Dear Queer: Transitions

An advice column about sexuality, gender, dating and overall queerness

By Mollie Whuppie /// Staff Writer

Dear Queer,

“My friend recently told me that he’s trans. He seemed annoyed when I asked him if he’d gotten surgery yet. What did I do wrong? What should I say if a situation like this comes up in the future?”

– Confused Cis Person

Dear Confused Cis Person,

As Laverne Cox, star of Orange Is the New Black, once put it, “The preoccupation with transition and surgery objectifies trans people. And then we don’t get to really deal with the real, lived experiences.” I totally agree with her. Asking a trans person if they’ve had “the surgery” yet is kind of like asking a cis man if he’s circumcised or not. It’s a really personal topic and not something you need to know. It also reinforces the notion that all trans people need (and have access to) surgery. For many people, financial or medical constraints prevent them from getting surgery. Other people simply aren’t interested in surgery. Keep in mind, too, that there are many surgeries, and having had surgery doesn’t guarantee that a person has had the one you’re thinking of.
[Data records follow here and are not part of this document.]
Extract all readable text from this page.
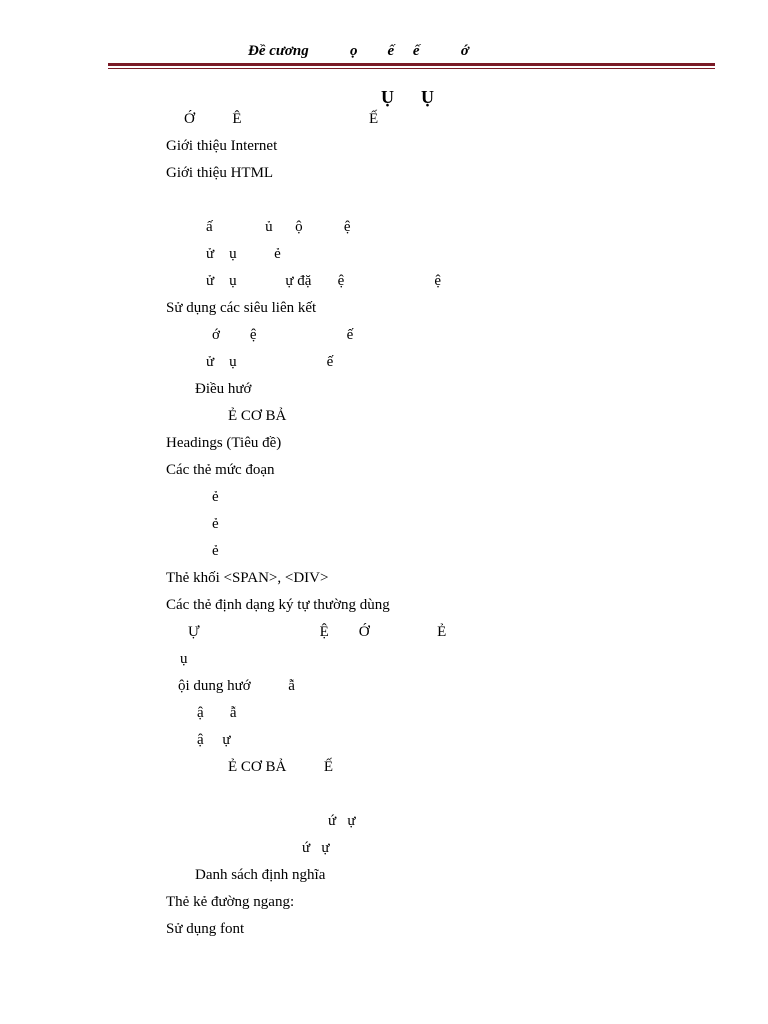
Đề cương           ọ        ế     ế           ớ
Ụ      Ụ
Ớ          Ê                                  Ế
Giới thiệu Internet
Giới thiệu HTML
ấ              ủ      ộ           ệ
ử    ụ          ẻ
ử    ụ             ự đặ       ệ                        ệ
Sử dụng các siêu liên kết
ớ        ệ                        ế
ử    ụ                        ế
Điều hướ
Ẻ CƠ BẢ
Headings (Tiêu đề)
Các thẻ mức đoạn
ẻ
ẻ
ẻ
Thẻ khối <SPAN>, <DIV>
Các thẻ định dạng ký tự thường dùng
Ự                                Ệ        Ớ                  Ẻ
ụ
ội dung hướ          ẫ
ậ       ẫ
ậ     ự
Ẻ CƠ BẢ          Ế
ứ   ự
ứ   ự
Danh sách định nghĩa
Thẻ kẻ đường ngang:
Sử dụng font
Regarding what to do in the future, I suggest trying to let the person who is disclosing guide the discussion. Remember that disclosure is a very trusting decision, so don’t derail the conversation by making it about anything other than what they want to share.

When asking questions to someone who just told you they’re transgender or queer, a good rule of thumb is to keep in mind two things: First, do you need to know the answer; Second, would you want someone to ask you that? That’s why I think that pragmatic questions like “What name and pronoun do you want me to use for you?” or “What do you want me to do if I hear someone misgender you?” are usually preferred over questions about hormones and surgery. Some people might want to talk about their medical transitions, but you shouldn’t assume that they do—or even are undergoing any. Additionally, just because someone is out to you about being trans does not mean that they are the spokesperson for all trans people.

One super important point that I cannot emphasize enough is that just because someone told you that they’re trans (or queer) does not mean that they want everybody to know. Outing a trans person is very inconsiderate, and could easily have a lot of unintended consequences. If they’re not out to their family, they could be kicked out and cut off. If they’re not out to other people, they could—at a minimum—be embarrassed. If word gets to their employer, they could lose their job, especially if they don’t live in a state that bans employment discrimination. There’s a huge threat of violence to trans people, and outing them in some sort of public setting puts them even more at risk. The moral of the story is: don’t do it. If someone trusts you enough to reveal a part of their identity to you, it’s your duty to make yourself worthy of their trust by respecting their privacy.